一つ疑問があった。なぜ、豊雨ら外交官たち――特に彼女の肩書は》だ――は語学研修所に入れられないのか。豊雨によれば、ユエスレオネ連邦は一定のリパライン語能力のある職員にのみ、この研修を課しているという。日本政府は文句を言うと思いきや、専門的な語学者をさっさと育成したいという目的で首を振らなかったらしい。その結果がこれということだ。
「はーあ」
部屋のベッドに身を投げながら、大げさにため息をつく。豊雨からはここ一ヶ月分の生活費として前金として渡されていた。夕飯を食べるついでに周りのことを把握しておくと良いと助言をもらったが、長旅の疲れからか身体がなかなか動かない。
食欲も大してないが、腹に何か入れておかないと夜中に目を覚ましそうだ。
しょうがなく身を起こして、出かける準備をしようと思ったとき、外から何やら重なるような声が聞こえた。
気になって、窓からホテルが面している大通りを見下ろす。そこでは、群衆が隊列を成して何かを唱えながら、前進していた。手に持つのはプラカードや何かが書かれた紙だ。
(何かのデモか?)
よく観察してみると、群衆のほとんどがその頭にケモミミを付けていた。プラカードの内容は "celdin dznojuli'o faut harder l'es agriefess!" と書いてある。ほとんど内容が分からないのに不安を覚えるが、あとで辞書で引いてみれば分かることだろう。
そんなことを思っていると、大通りからは群衆は過ぎ去っていた。多いのか少ないのか微妙な人数の隊列は、俺の意識に大した印象を残さなかった。ああいうのは都市にはありがちなものだし、一々気にしててもしょうがない。
インド先輩も海外では何度もそういう政治的活動を見てきたという。重要なのは巻き込まれて危険なことにならないかということだ。カメラを銃を間違えられて射殺されたカメラマンも居る。丸腰の一般人は下手に関わらないのが良いだろう。
「さて、腹ごなしに出かけるとするか」
独りごちて、掛けていた上着を取って玄関のドアノブを握った。
* * *
アパートを出て、しばらく道沿いに歩いていく。
いつしかのルーリア祭のときとは違って、街は穏やかだ。しかし、閑散というわけではない。来たときと比べると、並ぶ店先に人が増えている気がする。夕暮れどき、肩から荷が降りた人たちの楽しそうな歓談が聞こえてくる。
眺めつつ適当そうな店を探す。
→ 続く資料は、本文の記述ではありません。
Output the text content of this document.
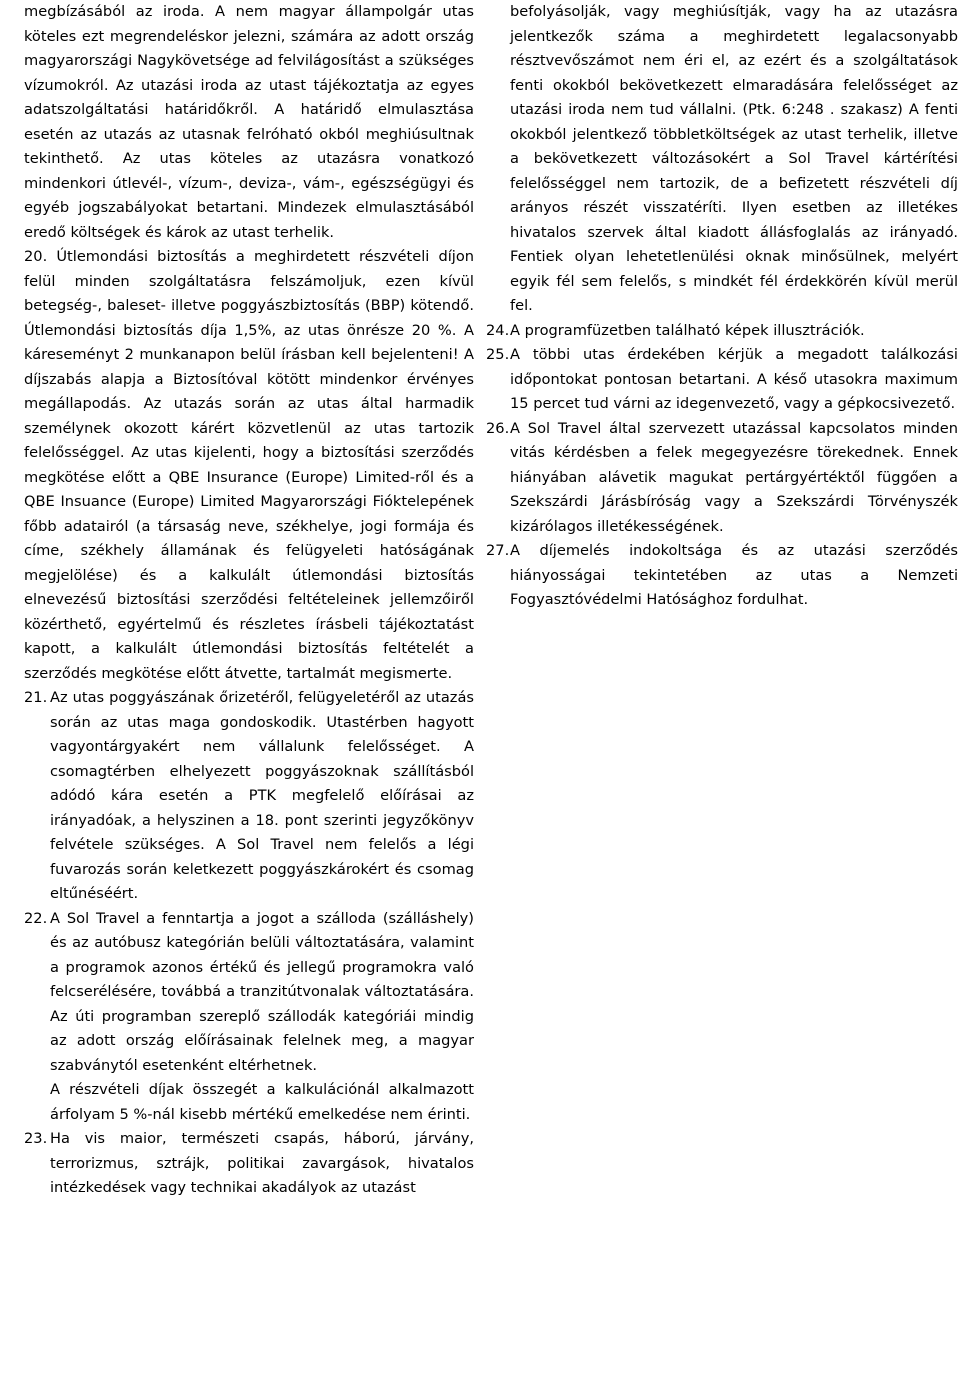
megbízásából az iroda. A nem magyar állampolgár utas köteles ezt megrendeléskor jelezni, számára az adott ország magyarországi Nagykövetsége ad felvilágosítást a szükséges vízumokról. Az utazási iroda az utast tájékoztatja az egyes adatszolgáltatási határidőkről. A határidő elmulasztása esetén az utazás az utasnak felróható okból meghiúsultnak tekinthető. Az utas köteles az utazásra vonatkozó mindenkori útlevél-, vízum-, deviza-, vám-, egészségügyi és egyéb jogszabályokat betartani. Mindezek elmulasztásából eredő költségek és károk az utast terhelik.

20. Útlemondási biztosítás a meghirdetett részvételi díjon felül minden szolgáltatásra felszámoljuk, ezen kívül betegség-, baleset- illetve poggyászbiztosítás (BBP) kötendő. Útlemondási biztosítás díja 1,5%, az utas önrésze 20 %. A káreseményt 2 munkanapon belül írásban kell bejelenteni! A díjszabás alapja a Biztosítóval kötött mindenkor érvényes megállapodás. Az utazás során az utas által harmadik személynek okozott kárért közvetlenül az utas tartozik felelősséggel. Az utas kijelenti, hogy a biztosítási szerződés megkötése előtt a QBE Insurance (Europe) Limited-ről és a QBE Insuance (Europe) Limited Magyarországi Fióktelepének főbb adatairól (a társaság neve, székhelye, jogi formája és címe, székhely államának és felügyeleti hatóságának megjelölése) és a kalkulált útlemondási biztosítás elnevezésű biztosítási szerződési feltételeinek jellemzőiről közérthető, egyértelmű és részletes írásbeli tájékoztatást kapott, a kalkulált útlemondási biztosítás feltételét a szerződés megkötése előtt átvette, tartalmát megismerte.

21. Az utas poggyászának őrizetéről, felügyeletéről az utazás során az utas maga gondoskodik. Utastérben hagyott vagyontárgyakért nem vállalunk felelősséget. A csomagtérben elhelyezett poggyászoknak szállításból adódó kára esetén a PTK megfelelő előírásai az irányadóak, a helyszinen a 18. pont szerinti jegyzőkönyv felvétele szükséges. A Sol Travel nem felelős a légi fuvarozás során keletkezett poggyászkárokért és csomag eltűnéséért.
22. A Sol Travel a fenntartja a jogot a szálloda (szálláshely) és az autóbusz kategórián belüli változtatására, valamint a programok azonos értékű és jellegű programokra való felcserélésére, továbbá a tranzitútvonalak változtatására. Az úti programban szereplő szállodák kategóriái mindig az adott ország előírásainak felelnek meg, a magyar szabványtól esetenként eltérhetnek.
A részvételi díjak összegét a kalkulációnál alkalmazott árfolyam 5 %-nál kisebb mértékű emelkedése nem érinti.
23. Ha vis maior, természeti csapás, háború, járvány, terrorizmus, sztrájk, politikai zavargások, hivatalos intézkedések vagy technikai akadályok az utazást

befolyásolják, vagy meghiúsítják, vagy ha az utazásra jelentkezők száma a meghirdetett legalacsonyabb résztvevőszámot nem éri el, az ezért és a szolgáltatások fenti okokból bekövetkezett elmaradására felelősséget az utazási iroda nem tud vállalni. (Ptk. 6:248 . szakasz) A fenti okokból jelentkező többletköltségek az utast terhelik, illetve a bekövetkezett változásokért a Sol Travel kártérítési felelősséggel nem tartozik, de a befizetett részvételi díj arányos részét visszatéríti. Ilyen esetben az illetékes hivatalos szervek által kiadott állásfoglalás az irányadó. Fentiek olyan lehetetlenülési oknak minősülnek, melyért egyik fél sem felelős, s mindkét fél érdekkörén kívül merül fel.

24. A programfüzetben található képek illusztrációk.
25. A többi utas érdekében kérjük a megadott találkozási időpontokat pontosan betartani. A késő utasokra maximum 15 percet tud várni az idegenvezető, vagy a gépkocsivezető.
26. A Sol Travel által szervezett utazással kapcsolatos minden vitás kérdésben a felek megegyezésre törekednek. Ennek hiányában alávetik magukat pertárgyértéktől függően a Szekszárdi Járásbíróság vagy a Szekszárdi Törvényszék kizárólagos illetékességének.
27. A díjemelés indokoltsága és az utazási szerződés hiányosságai tekintetében az utas a Nemzeti Fogyasztóvédelmi Hatósághoz fordulhat.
リパライン語で「食事する場所」は "knloanal" と言うが、それらしい表記はちらほらと見られる。数軒見て分かったが、おそらく "dynyjal" も同じような意味のようだ。
行き当たりばったりの観光に少し疲れてきたところで、俺は静かそうな店を選んでテラス席に座った。店員はメニューを持ってくると、店の中へ下がっていく。それはその直後だった。
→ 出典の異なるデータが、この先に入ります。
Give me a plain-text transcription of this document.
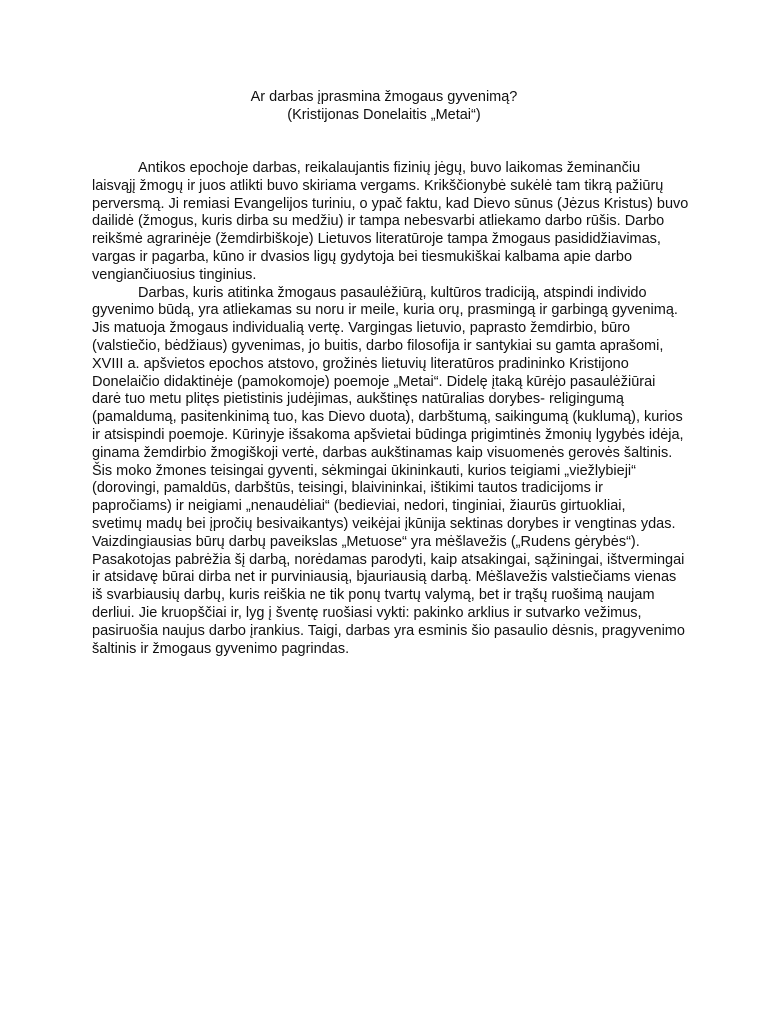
Ar darbas įprasmina žmogaus gyvenimą?
(Kristijonas Donelaitis „Metai“)
Antikos epochoje darbas, reikalaujantis fizinių jėgų, buvo laikomas žeminančiu
laisvąjį žmogų ir juos atlikti buvo skiriama vergams. Krikščionybė sukėlė tam tikrą pažiūrų
perversmą. Ji remiasi Evangelijos turiniu, o ypač faktu, kad Dievo sūnus (Jėzus Kristus) buvo
dailidė (žmogus, kuris dirba su medžiu) ir tampa nebesvarbi atliekamo darbo rūšis. Darbo
reikšmė agrarinėje (žemdirbiškoje) Lietuvos literatūroje tampa žmogaus pasididžiavimas,
vargas ir pagarba, kūno ir dvasios ligų gydytoja bei tiesmukiškai kalbama apie darbo
vengiančiuosius tinginius.
Darbas, kuris atitinka žmogaus pasaulėžiūrą, kultūros tradiciją, atspindi individo
gyvenimo būdą, yra atliekamas su noru ir meile, kuria orų, prasmingą ir garbingą gyvenimą.
Jis matuoja žmogaus individualią vertę. Vargingas lietuvio, paprasto žemdirbio, būro
(valstiečio, bėdžiaus) gyvenimas, jo buitis, darbo filosofija ir santykiai su gamta aprašomi,
XVIII a. apšvietos epochos atstovo, grožinės lietuvių literatūros pradininko Kristijono
Donelaičio didaktinėje (pamokomoje) poemoje „Metai“. Didelę įtaką kūrėjo pasaulėžiūrai
darė tuo metu plitęs pietistinis judėjimas, aukštinęs natūralias dorybes- religingumą
(pamaldumą, pasitenkinimą tuo, kas Dievo duota), darbštumą, saikingumą (kuklumą), kurios
ir atsispindi poemoje. Kūrinyje išsakoma apšvietai būdinga prigimtinės žmonių lygybės idėja,
ginama žemdirbio žmogiškoji vertė, darbas aukštinamas kaip visuomenės gerovės šaltinis.
Šis moko žmones teisingai gyventi, sėkmingai ūkininkauti, kurios teigiami „viežlybieji“
(dorovingi, pamaldūs, darbštūs, teisingi, blaivininkai, ištikimi tautos tradicijoms ir
papročiams) ir neigiami „nenaudėliai“ (bedieviai, nedori, tinginiai, žiaurūs girtuokliai,
svetimų madų bei įpročių besivaikantys) veikėjai įkūnija sektinas dorybes ir vengtinas ydas.
Vaizdingiausias būrų darbų paveikslas „Metuose“ yra mėšlavežis („Rudens gėrybės“).
Pasakotojas pabrėžia šį darbą, norėdamas parodyti, kaip atsakingai, sąžiningai, ištvermingai
ir atsidavę būrai dirba net ir purviniausią, bjauriausią darbą. Mėšlavežis valstiečiams vienas
iš svarbiausių darbų, kuris reiškia ne tik ponų tvartų valymą, bet ir trąšų ruošimą naujam
derliui. Jie kruopščiai ir, lyg į šventę ruošiasi vykti: pakinko arklius ir sutvarko vežimus,
pasiruošia naujus darbo įrankius. Taigi, darbas yra esminis šio pasaulio dėsnis, pragyvenimo
šaltinis ir žmogaus gyvenimo pagrindas.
"Ans ta...... ar, niv Calarua!"
"S, salarua."
答えるのに少し躊躇した。
目の前に現れたのは、中くらいの身長の女の子だ。髪はオレンジ色、ボリューム感のあるボブカットで、ひし形が二つ繋がったような髪留め。目は多少つり気味で、明るい黄緑。制服っぽいリーファーカラーの薄灰色の上着にネクタイを合わせ、ボトムスはパーカーを腰で結んだようなスカートだった。ユエスレオネに住んでいる人々とは一味違う服装と容姿。
そして何と言っても一番驚いたのは、その頭にイヌ耳のような耳が付いていたことだった。
"Cene mi perne fal fqa co'tj? Mer, cun, etal io pernergal mol niv ja!"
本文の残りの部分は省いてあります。